Patrick John Tierro
- Country (sports): Philippines
- Born: August 1, 1985 (age 41) Charleston, South Carolina, United States
- Plays: Right-handed

Singles
- Career record: 9–9 (Davis Cup)
- Highest ranking: No. 777 (March 5, 2007)

Doubles
- Career record: 4–1 (Davis Cup)
- Highest ranking: No. 1321 (March 6, 2006)

Medal record
Men's Tennis
Representing Philippines
Southeast Asian Games
| Gold medal – first place | 2005 Manila | Team |
| Gold medal – first place | 2009 Vientiane | Team |
| Bronze medal – third place | 2007 Nakhon Ratchasima | Team |

= Patrick John Tierro =

American-born Filipino tennis player

Patrick John "PJ" Tierro (born August 1, 1985) is an American-born Filipino former professional tennis player.
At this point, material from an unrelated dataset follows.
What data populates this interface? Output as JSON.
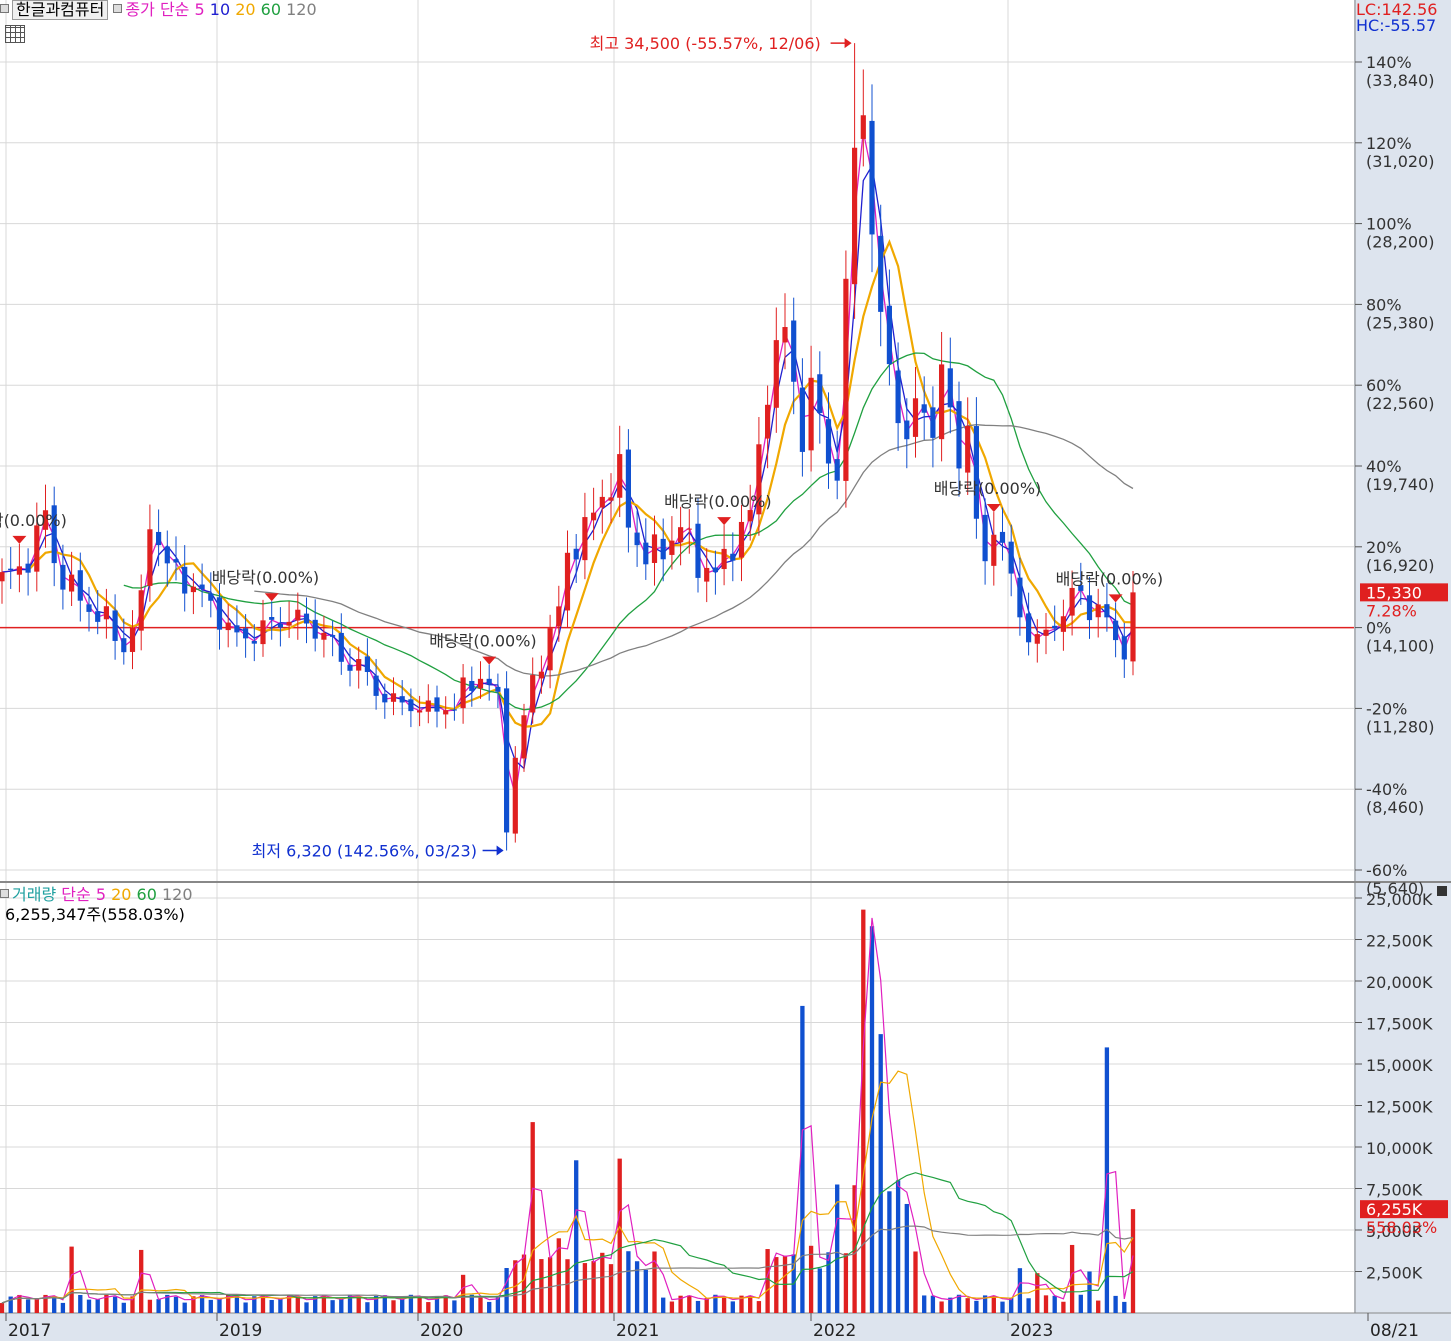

Tierro, who was born in South Carolina, began his Davis Cup career in 2004 and featured in a total of 19 ties, across two stints in the team. In 2009 he stepped away from the side while he undertook his studies at De La Salle University but returned after graduating and played until 2017. He won nine singles and four doubles rubbers for his country.

A two-time Asian Games representative, Tierro was a Southeast Asian Games gold medalist for the Philippines in both 2005 and 2009, as a competitor in the team event.